Lake Counting
Time Limit: 1000MS Memory Limit: 65536K
Total Submissions: 38083 Accepted: 18919
Description
Due to recent rains, water has pooled in various places in Farmer John's field, which is represented by a rectangle of N x M (1 <= N <= 100; 1 <= M <= 100) squares. Each square contains either water ('W') or dry land ('.'). Farmer John would like to figure out how many ponds have formed in his field. A pond is a connected set of squares with water in them, where a square is considered adjacent to all eight of its neighbors.

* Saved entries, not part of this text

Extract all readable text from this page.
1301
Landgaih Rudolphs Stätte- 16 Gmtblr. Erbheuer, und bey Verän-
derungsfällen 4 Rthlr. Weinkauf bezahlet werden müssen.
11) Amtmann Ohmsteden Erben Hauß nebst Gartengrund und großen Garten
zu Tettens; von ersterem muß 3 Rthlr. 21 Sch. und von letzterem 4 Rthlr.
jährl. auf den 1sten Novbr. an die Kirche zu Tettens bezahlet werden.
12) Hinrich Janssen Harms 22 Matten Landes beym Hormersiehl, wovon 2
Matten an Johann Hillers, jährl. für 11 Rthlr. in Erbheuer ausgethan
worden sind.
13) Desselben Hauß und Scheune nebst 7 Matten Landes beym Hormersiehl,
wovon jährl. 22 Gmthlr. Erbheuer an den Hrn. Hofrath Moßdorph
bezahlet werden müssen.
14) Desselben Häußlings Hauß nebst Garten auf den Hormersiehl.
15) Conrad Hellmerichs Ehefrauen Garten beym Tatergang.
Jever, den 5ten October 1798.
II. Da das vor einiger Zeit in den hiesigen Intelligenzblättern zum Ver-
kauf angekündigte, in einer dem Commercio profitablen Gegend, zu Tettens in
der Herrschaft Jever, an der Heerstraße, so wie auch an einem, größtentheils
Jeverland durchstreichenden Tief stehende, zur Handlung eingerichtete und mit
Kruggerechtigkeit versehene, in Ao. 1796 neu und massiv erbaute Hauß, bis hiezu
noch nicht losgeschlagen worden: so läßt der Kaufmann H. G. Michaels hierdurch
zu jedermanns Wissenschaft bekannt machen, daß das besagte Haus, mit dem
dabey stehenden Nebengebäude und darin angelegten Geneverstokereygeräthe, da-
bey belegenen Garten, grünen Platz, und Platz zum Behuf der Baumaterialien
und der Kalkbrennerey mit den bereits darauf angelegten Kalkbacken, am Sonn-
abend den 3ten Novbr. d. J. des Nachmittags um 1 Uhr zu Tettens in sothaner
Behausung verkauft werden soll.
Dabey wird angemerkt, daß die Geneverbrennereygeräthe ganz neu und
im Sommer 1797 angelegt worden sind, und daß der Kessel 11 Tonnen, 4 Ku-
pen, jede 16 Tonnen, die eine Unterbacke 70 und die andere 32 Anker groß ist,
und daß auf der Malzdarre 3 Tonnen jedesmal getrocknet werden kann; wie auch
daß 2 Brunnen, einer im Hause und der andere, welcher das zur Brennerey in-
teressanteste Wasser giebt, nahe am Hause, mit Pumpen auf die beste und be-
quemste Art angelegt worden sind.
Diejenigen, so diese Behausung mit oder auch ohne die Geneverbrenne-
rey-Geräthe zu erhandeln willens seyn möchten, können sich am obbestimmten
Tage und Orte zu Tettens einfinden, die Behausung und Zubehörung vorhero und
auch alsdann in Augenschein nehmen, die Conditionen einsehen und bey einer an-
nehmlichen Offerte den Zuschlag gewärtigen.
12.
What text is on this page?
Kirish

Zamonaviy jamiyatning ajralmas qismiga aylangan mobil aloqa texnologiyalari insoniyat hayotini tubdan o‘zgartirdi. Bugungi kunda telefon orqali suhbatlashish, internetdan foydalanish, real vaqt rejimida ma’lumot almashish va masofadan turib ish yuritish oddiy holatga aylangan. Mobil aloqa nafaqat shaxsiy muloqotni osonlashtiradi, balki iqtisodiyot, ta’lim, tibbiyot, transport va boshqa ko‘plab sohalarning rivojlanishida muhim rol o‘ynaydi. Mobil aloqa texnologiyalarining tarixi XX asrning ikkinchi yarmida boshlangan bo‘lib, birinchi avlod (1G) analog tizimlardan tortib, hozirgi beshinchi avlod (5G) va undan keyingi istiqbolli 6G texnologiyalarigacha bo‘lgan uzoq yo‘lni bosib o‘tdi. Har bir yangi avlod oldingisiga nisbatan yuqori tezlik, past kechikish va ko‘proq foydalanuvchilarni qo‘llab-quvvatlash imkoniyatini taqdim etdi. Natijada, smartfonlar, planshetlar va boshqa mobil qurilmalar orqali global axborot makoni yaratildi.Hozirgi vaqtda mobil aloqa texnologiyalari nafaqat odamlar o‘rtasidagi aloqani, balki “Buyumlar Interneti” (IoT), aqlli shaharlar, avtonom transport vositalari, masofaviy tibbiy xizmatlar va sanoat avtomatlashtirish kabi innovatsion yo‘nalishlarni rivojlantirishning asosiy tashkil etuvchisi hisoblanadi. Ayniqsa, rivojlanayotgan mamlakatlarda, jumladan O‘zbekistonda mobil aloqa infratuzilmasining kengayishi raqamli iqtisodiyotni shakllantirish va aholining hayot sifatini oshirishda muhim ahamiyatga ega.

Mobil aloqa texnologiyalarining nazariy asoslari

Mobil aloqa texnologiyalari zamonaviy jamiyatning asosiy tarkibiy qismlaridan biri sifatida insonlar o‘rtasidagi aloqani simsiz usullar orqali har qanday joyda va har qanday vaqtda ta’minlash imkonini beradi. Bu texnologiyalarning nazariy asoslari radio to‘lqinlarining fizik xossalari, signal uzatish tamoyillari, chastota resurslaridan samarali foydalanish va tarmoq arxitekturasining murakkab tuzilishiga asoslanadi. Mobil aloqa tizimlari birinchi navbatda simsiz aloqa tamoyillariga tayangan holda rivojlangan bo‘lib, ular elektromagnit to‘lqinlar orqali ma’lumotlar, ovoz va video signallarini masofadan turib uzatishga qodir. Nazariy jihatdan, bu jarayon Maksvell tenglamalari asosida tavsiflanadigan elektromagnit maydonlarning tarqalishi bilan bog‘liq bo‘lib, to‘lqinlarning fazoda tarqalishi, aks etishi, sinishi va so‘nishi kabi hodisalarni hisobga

Given a diagram of Farmer John's field, determine how many ponds he has.
Input
* Line 1: Two space-separated integers: N and M
* Lines 2..N+1: M characters per line representing one row of Farmer John's field. Each character is either 'W' or '.'. The characters do not have spaces between them.
Output
* Line 1: The number of ponds in Farmer John's field.
Sample Input
10 12
W........WW.
.WWW.....WWW
....WW...WW.
.........WW.
.........W..
..W......W..
.W.W.....WW.
W.W.W.....W.
.W.W......W.
..W.......W.
Sample Output
3
Hint
OUTPUT DETAILS:
There are three ponds: one in the upper left, one in the lower left,and one along the right side.
Source
USACO 2004 November联通块,强迫自己用一用bfs。
//Writer:GhostCai && His Yellow Duck
#include<iostream>
#include<queue>
#include<cstdio>
#define MAXN 200
using namespace std;
int m,n;
char a[MAXN][MAXN];
int ans;
bool vis[MAXN][MAXN];
int dx[8]={0,1,1,1,0,-1,-1,-1};
int dy[8]={1,1,0,-1,-1,-1,0,1};
struct point{
int x,y;
}node,r;
void bfs(int x,int y){
queue<point> Q;
node.x = x;
node.y = y;
Q.push(node);
while(!Q.empty() ){
r=Q.front() ;
Q.pop() ;
for(int i=0;i<=7;i++){
int nx=r.x+dx[i],ny=r.y+dy[i];
if(nx<1||nx>m||ny<1||ny>n) continue;
if(!vis[nx][ny]&&a[nx][ny]=='W'){
vis[nx][ny]=1;
a[nx][ny]='.';
node.x = nx;
node.y = ny;
Q.push(node);
}
}
}
}
int main(){
cin>>m>>n;
int i,j;
for(i=1;i<=m;i++){
scanf("%s",a[i]+1);
}
for(i=1;i<=m;i++){
for(j=1;j<=n;j++){
if(!vis[i][j]&&a[i][j]=='W'){
a[i][j]='.';
bfs(i,j);
ans++;
}
}
}
cout<<ans<<endl;
return 0;
}